Ello
- Website type: Social network
- Available in: English
- Owner: Talenthouse
- Commercial: Proprietary software; Freemium model planned
- Registration: Required to post, follow, or be followed
- Launched: March 2014; 12 years ago
- Current status: Inactive since July 2023

= Ello (social network) =

Social networking website

Ello was an online social networking service created by Paul Budnitz and Todd Berger in March 2014. It was shut down in July 2023.

==History==
Ello began as a private social network consisting of seven artists and programmers. After a year of the social network being private, the creators redesigned the website and launched Ello to the public. Seed funding of $435,000 from the venture capital investor FreshTracks Capital in January 2014 helped sustain the company initially. This decision earned some criticism when the network achieved wider popularity.

Ello launched on March 19, 2014, complete with a manifesto that claimed to distinguish it from other social networks like Facebook. The site promised it would never sell user data, proclaiming "You Are Not a Product". The social network service officially launched on April 3, although membership registration was only by invitation.

Ello gained added attention in September 2014, when numerous members of the LGBTQ community left Facebook following the controversial enforcement of its real-name policy, thought to be intended to exclude drag queens in San Francisco. At its peak, the social network was processing more than 30,000 signup requests an hour. It is estimated that 20% of sign ups remain active on the site one week after registration.

In October 2014, Ello reorganized itself as a benefit corporation and raised a further $5.5 million in venture capital. In 2015 Ello launched its iPhone app, which has many similarities to the original website, including format. In 2016, Wired writer Charley Locke noted that the user base of Ello has shifted from early adopters of new social media to artists and other creative people. In 2018, Talenthouse acquired Ello for an undisclosed amount.

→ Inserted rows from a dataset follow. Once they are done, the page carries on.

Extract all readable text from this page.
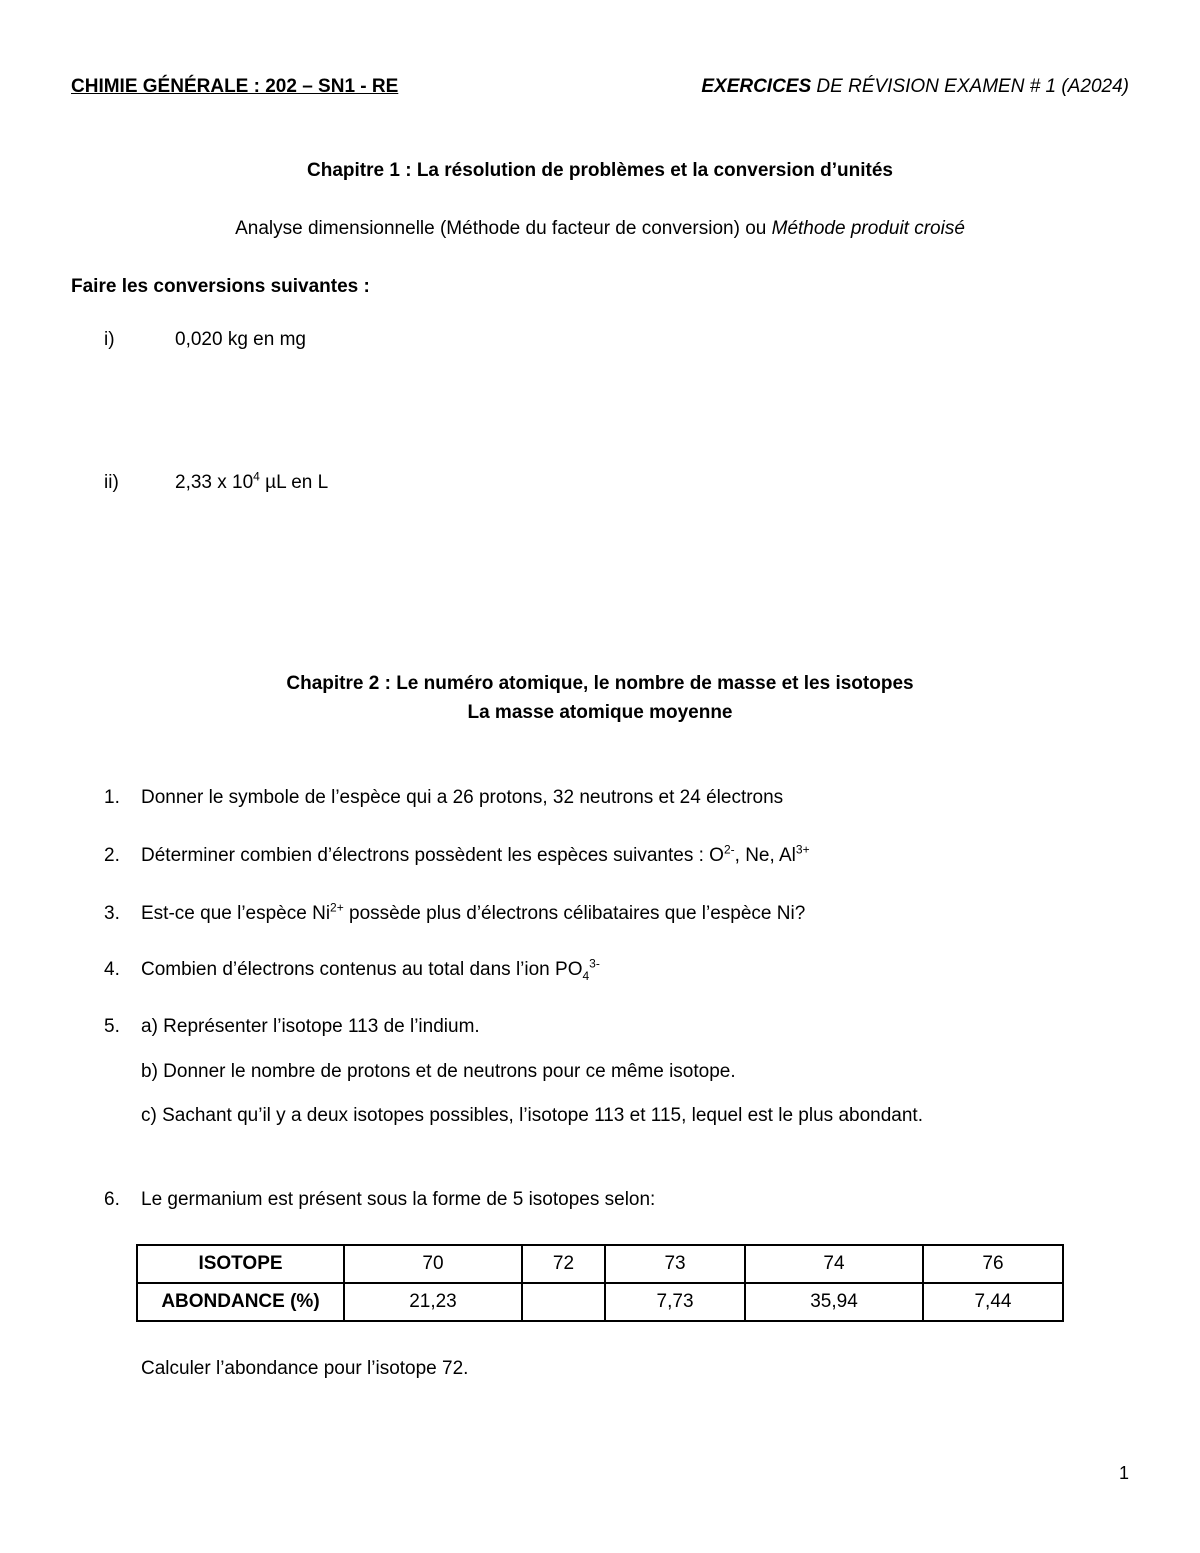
CHIMIE GÉNÉRALE : 202 – SN1 - RE	EXERCICES DE RÉVISION EXAMEN # 1 (A2024)
Chapitre 1 : La résolution de problèmes et la conversion d’unités
Analyse dimensionnelle (Méthode du facteur de conversion) ou Méthode produit croisé
Faire les conversions suivantes :
i)	0,020 kg en mg
ii)	2,33 x $10^4$ µL en L
Chapitre 2 : Le numéro atomique, le nombre de masse et les isotopes
La masse atomique moyenne
1. Donner le symbole de l’espèce qui a 26 protons, 32 neutrons et 24 électrons
2. Déterminer combien d’électrons possèdent les espèces suivantes : $O^{2-}$, Ne, $Al^{3+}$
3. Est-ce que l’espèce $Ni^{2+}$ possède plus d’électrons célibataires que l’espèce Ni?
4. Combien d’électrons contenus au total dans l’ion $PO_4^{3-}$
5. a) Représenter l’isotope 113 de l’indium.
b) Donner le nombre de protons et de neutrons pour ce même isotope.
c) Sachant qu’il y a deux isotopes possibles, l’isotope 113 et 115, lequel est le plus abondant.
6. Le germanium est présent sous la forme de 5 isotopes selon:
ISOTOPE	70	72	73	74	76
ABONDANCE (%)	21,23		7,73	35,94	7,44
Calculer l’abondance pour l’isotope 72.
1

As of July 2023, the Ello social network is no longer available.

== Features ==

Initially influenced by Facebook, Ello later switched to a Pinterest-like focus on art, photography, fashion and web culture.

The Ello service claimed several notable distinguishing intentions as a social network such as never selling user data to advertisers or third parties, never showing advertisements, and not enforcing a real-name policy.

Ello provided some features like an emoji autocomplete, NSFW settings and hashtags, and was planning on adding others such as private messaging.

== Revenue ==
Ello was free to use, but was exploring a freemium model to finance future activities. It was also selling specially branded T-shirts in a partnership with Threadless to generate revenue. Additionally, the social network introduced a 'Hire Me' button in August 2016, followed by a 'Buy' and 'Collaborate Button' soon after that. The 'Hire Me' and/or 'Collaborate' buttons enabled users to be contacted by other community members, to either collaborate or offer their services. The 'Buy button' could be added to any post, and directed towards any online shop where the goods were sold. As such, Ello seemingly chose to turn to the affiliate revenue model to gain income.

==Reception==
Ello had been criticized for its simple, minimalist design. Bona Kim of Gizmodo criticized the general bugginess of the website and accused it of trying too hard to look different from its main competitor, Facebook. One highly positive review expressed concern that Ello "seems fated to become the betamax of social media: superior to its competitor but failing to win popular traction. But it doesn't matter ... A social network doesn't need approval from everyone to work."